Stormzy performing at Glastonbury in 2019.
‘A complicated version of the flag’ … Stormzy performing at Glastonbury in 2019. Photograph: Andrew Timms/PA

At the height of the chaotic Brexit tensions, Stormzy headlined Glastonbury wearing a vest emblazoned with a union jack logo. In this context, the Banksy-designed garment had an extraordinary, transformative effect, taking some of the symbolic power of a hoodie and repurposing the flag for the times. “It was intended to provide a disruptive commentary on inequalities in both the justice system and the arts,” says Goodrum. Indeed, the look of the union jack on the vest, faded with monochrome colour, was as far away from the bright reds and blues of the nationalistic flag as you could get. “(It) felt like more a critique of the nation, rather than (an) embracing of it,” says Andrews. “It was a complicated version of the flag, like being black in Britain always will be.”

Boris Johnson leaving Downing Street last month.
Boris Johnson leaving Downing Street last month. Photograph: Frank Augstein/AP

The fracturing of “Britishness” has not just arisen because of political divergence around Brexit, it has also been because of identity narratives brought about by the drive for Scottish independence and also the pandemic, during which we have become more isolated from one another.

Lipa may have referenced the union jack dress Geri Halliwell wore at the 1997 Brit awards, but that was a very different time and mindset. Cool Britannia was a dominant ideology where Britishness was celebrated. “[Halliwell] was riding on the wave of transnational [identity],” says Betts. “British culture was being courted, but we find ourselves in a very different place right now.”

Indeed, Halliwell’s own telling of how the dress came to be speaks to the relative optimism and naivety of the 90s. “I hadn’t worked out what I was going to wear and I had this stylist bring me this tight little black dress,” she explained in the 2007 Spice Girls documentary Giving You Everything. “I was like, ‘It’s a bit boring isn’t it?’ and I said, ‘Why don’t I put a union jack flag on it?’ and she went: ‘No, that’s racist’. And I was like, ‘What? That’s stupid.’ So I put a peace sign on the back.”
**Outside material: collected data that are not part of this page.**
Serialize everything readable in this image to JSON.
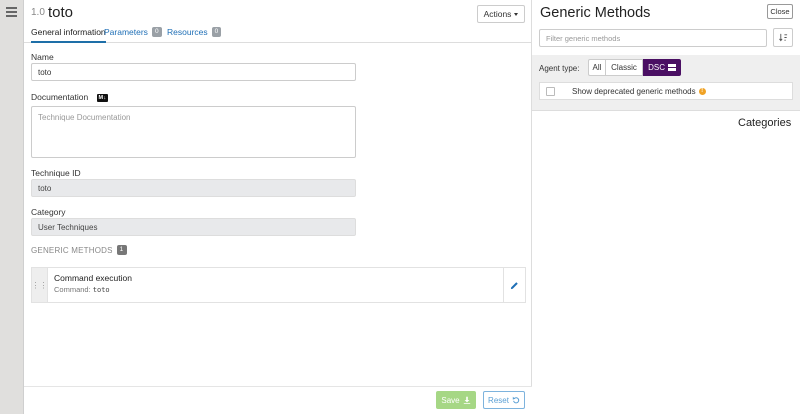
{
  "technique": {
    "version": "1.0",
    "name": "toto"
  },
  "header": {
    "actions_label": "Actions"
  },
  "tabs": [
    {
      "label": "General information"
    },
    {
      "label": "Parameters",
      "count": "0"
    },
    {
      "label": "Resources",
      "count": "0"
    }
  ],
  "form": {
    "name_label": "Name",
    "name_value": "toto",
    "documentation_label": "Documentation",
    "markdown_badge": "M↓",
    "documentation_placeholder": "Technique Documentation",
    "technique_id_label": "Technique ID",
    "technique_id_value": "toto",
    "category_label": "Category",
    "category_value": "User Techniques"
  },
  "generic_methods_section": {
    "title": "GENERIC METHODS",
    "count": "1",
    "items": [
      {
        "name": "Command execution",
        "detail_label": "Command:",
        "detail_value": "toto"
      }
    ]
  },
  "footer": {
    "save_label": "Save",
    "reset_label": "Reset",
    "save_color": "#a6d785"
  },
  "panel": {
    "title": "Generic Methods",
    "close_label": "Close",
    "filter_placeholder": "Filter generic methods",
    "agent_type_label": "Agent type:",
    "agent_types": [
      "All",
      "Classic",
      "DSC"
    ],
    "selected_agent_type": "DSC",
    "dsc_color": "#4a0f63",
    "deprecated_label": "Show deprecated generic methods",
    "categories_title": "Categories"
  },
  "icons": {
    "menu": "hamburger-icon",
    "actions": "caret-down-icon",
    "markdown": "markdown-icon",
    "drag": "drag-handle-icon",
    "edit": "pencil-icon",
    "save": "download-icon",
    "reset": "undo-icon",
    "sort": "sort-icon",
    "dsc": "windows-icon",
    "info": "info-icon"
  }
}
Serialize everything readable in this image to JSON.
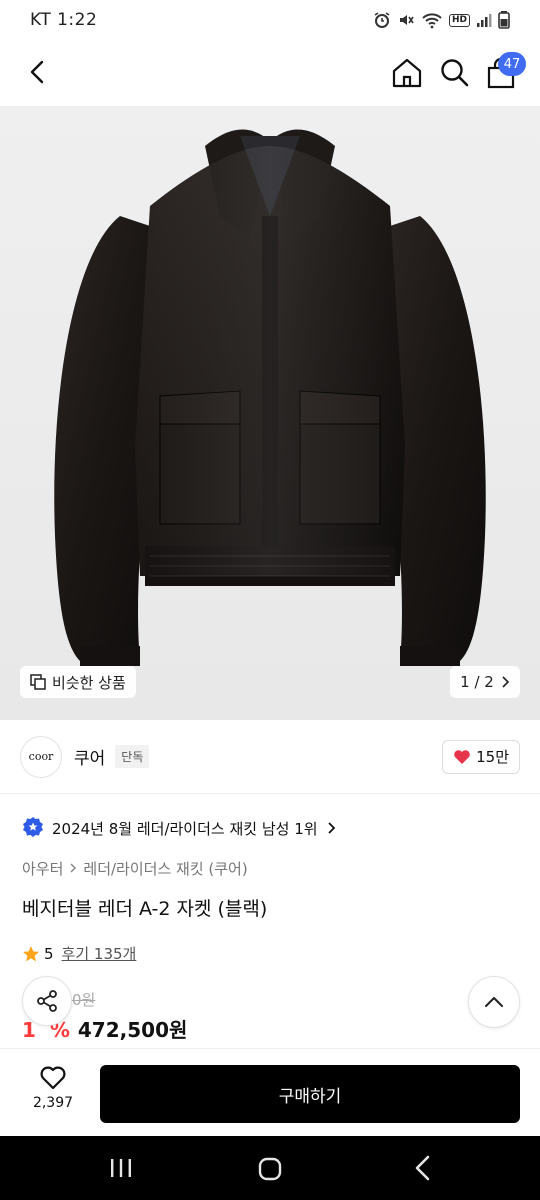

Gerri Halliwell performing with the Spice Girls at the Brit awards in 1997.
Gerri Halliwell performing with the Spice Girls at the Brit awards in 1997. Photograph: JMEnternational/Redferns

For some, such as Prof Angela McRobbie of Goldsmiths, University of London and author of The Aftermath of Feminism: Gender, Culture and Social Change Lipa’s Ginger Spice-referencing Brits outfit was an error. “It crudely played with the idea of contradiction – national pride but in a youthful, disrespectful or irreverent mode, where the entertainment industry perceives an appetite for post-pandemic celebration.” McRobbie calls it a “comforting fashion performance but a cultural mistake”.

The union jack as a worn garment continues to push buttons. In 2021, it highlights the questions around the concept of “patriotism”, but, as Betts asks, “What does that really mean today?”